Now, you are going to ask, because this is important to any poet, how does this method of recharging work? And it is here that I feel the utmost sympathy for a group of students with whom Ashbery spent time in a question-and-answer period, at the invitation of his friend and their teacher, Richard Howard. "They wanted the key to your poetry," Howard told him afterwards, "but you presented them with a new set of locks." Nevertheless, I'll stick my neck out and say that I think the key to Ashbery's attraction to the six other poets
in this book is mathematical. He is somehow able to recognize the poetic problems each poet was trying to solve within their writing by looking carefully at the numbers and sequences of words they marshaled to the attack, the way a mathematician admiring someone else's equations would. (He even quotes a very strange poem by John Wheelwright that is written as an equation: "Any Friend to Any Friend (A - B)squared = (B - A) squared.") It's a very proactive kind of math, poetic math, the math of the infinite varieties and possibilities of human speech. In fact, Ashbery refuses to write about any poet whose work he is not able to read in the original language it was written in. The most important sentence in the book is this: "Or is there something inherently stimulating in the poetry called 'minor,' something it can do for us when major poetry can merely wring its hands?" Ashbery's answer is yes and yes. He calls his method "special handling," "previous adjustment" or, my favorite, "tuning." This is what he writes about Wheelwright (1897-1940): "Even where I cannot fully grasp his meaning, which is much of the time, I remain convinced by the extraordinary power of his language as it flashes by on its way from somewhere to somewhere else. At times it seems like higher mathematics; I can sense the 'elegance' of his solutions without being able to follow the steps by which he arrives at them."
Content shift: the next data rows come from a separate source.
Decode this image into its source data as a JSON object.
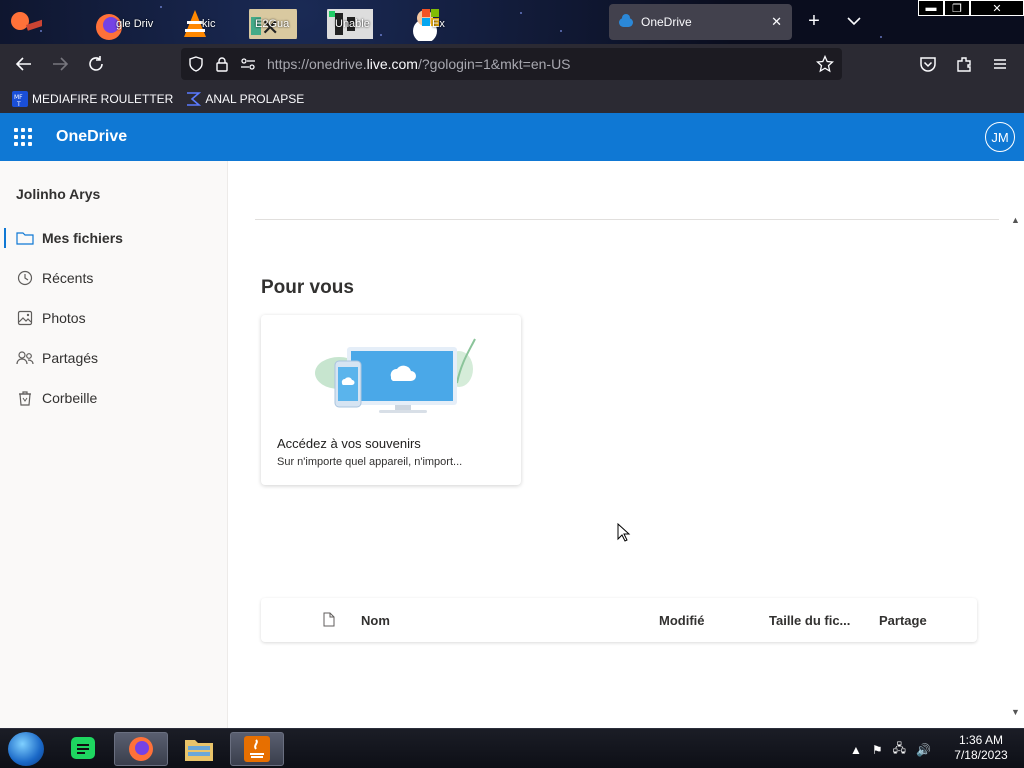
{
  "browser": {
    "desktop_icons": [
      {
        "name": "google-drive",
        "label": "gle Driv"
      },
      {
        "name": "vlc",
        "label": "kic"
      },
      {
        "name": "e2guard",
        "label": "E2Gua"
      },
      {
        "name": "unable",
        "label": "Unable"
      },
      {
        "name": "windows-user",
        "label": "Ex"
      }
    ],
    "active_tab": {
      "title": "OneDrive",
      "close": "✕"
    },
    "new_tab": "+",
    "window_buttons": {
      "min": "▬",
      "max": "❐",
      "close": "✕"
    },
    "url": {
      "prefix": "https://onedrive.",
      "host": "live.com",
      "rest": "/?gologin=1&mkt=en-US"
    },
    "bookmarks": [
      {
        "label": "MEDIAFIRE ROULETTER",
        "icon": "mediafire-icon"
      },
      {
        "label": "ANAL PROLAPSE",
        "icon": "sigma-icon"
      }
    ]
  },
  "onedrive": {
    "app_title": "OneDrive",
    "avatar_initials": "JM",
    "user_name": "Jolinho Arys",
    "nav": [
      {
        "label": "Mes fichiers",
        "icon": "folder-icon",
        "active": true
      },
      {
        "label": "Récents",
        "icon": "clock-icon",
        "active": false
      },
      {
        "label": "Photos",
        "icon": "photo-icon",
        "active": false
      },
      {
        "label": "Partagés",
        "icon": "people-icon",
        "active": false
      },
      {
        "label": "Corbeille",
        "icon": "recycle-bin-icon",
        "active": false
      }
    ],
    "section_title": "Pour vous",
    "card": {
      "title": "Accédez à vos souvenirs",
      "subtitle": "Sur n'importe quel appareil, n'import..."
    },
    "columns": [
      "Nom",
      "Modifié",
      "Taille du fic...",
      "Partage"
    ]
  },
  "taskbar": {
    "apps": [
      "chat-app",
      "firefox",
      "file-explorer",
      "java"
    ],
    "clock_time": "1:36 AM",
    "clock_date": "7/18/2023"
  },
  "colors": {
    "brand": "#0f78d4",
    "browser_chrome": "#2b2a33"
  }
}
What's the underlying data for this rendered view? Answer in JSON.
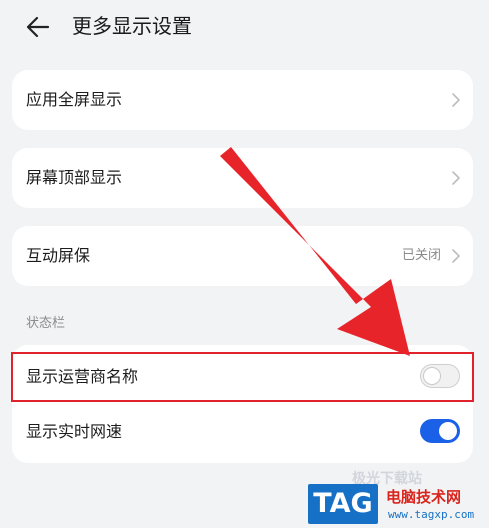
{
  "header": {
    "title": "更多显示设置"
  },
  "items": {
    "fullscreen": "应用全屏显示",
    "top_display": "屏幕顶部显示",
    "interactive_screensaver": "互动屏保",
    "interactive_screensaver_value": "已关闭"
  },
  "status_bar": {
    "section_title": "状态栏",
    "carrier_name": {
      "label": "显示运营商名称",
      "enabled": false
    },
    "network_speed": {
      "label": "显示实时网速",
      "enabled": true
    }
  },
  "colors": {
    "accent": "#1b61e8",
    "annotation": "#e0222a",
    "background": "#f1f3f5"
  },
  "watermark": {
    "site_text": "极光下载站",
    "logo_text": "TAG",
    "cn_text": "电脑技术网",
    "url": "www.tagxp.com"
  }
}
I believe the story in Other Traditions is the way Ashbery, in six unique ways, tries to describe the mystical power and attraction of formal or metrical poetry, because or even though he has written very little of it himself. Ashbery quotes this phrase in praise of a poem by Beddoes (1803-1849): "...what words can possibly do justice to its movements and music?" He then adds that he himself has "contemplated [the same poem] for many years without feeling that I've plumbed its formal intricacies or its ambivalent message..." And he writes the following as praise for Roussel (1877-1930): [He] has a prodigious gift for spinning fluid alexandrines that are nevertheless far from being poetry but are instead exquisitely ordered rhymed prose. Roussel's purpose is not to tell a story -- there barely is one -- but to describe objects and decors as minutely as possible, in a medium that is both seamless and pedestrian. The work is all of a piece (and one understands how this massive uniformity could have excited Roussel as he was writing..." (My italics.)

I must admit I've never looked at formal poetry in that way, or considered that the point of it could be to replicate every sonnet, villanelle or pantoum perfectly without using the same sequence of words. Ashbery calls that kind of poetry "nothing," and quotes from the writing of John Cage, at the end of his chapter on Roussel, to define and/or defend it: "I have nothing to say / and I am saying it / and that is / poetry / as I need it." The paragraph also contains an envious Ashbery definition of Roussel's achievement as a poet, and perhaps, by assimilation, of his own. Modern poetry, Ashbery writes, is "a labyrinth of brilliant stories told only for themselves..." Wouldn't it be something if Ashbery could achieve that kind of perfection without the crutch of formalism? In the pantheon of poetic achievement, it would be next to nothing.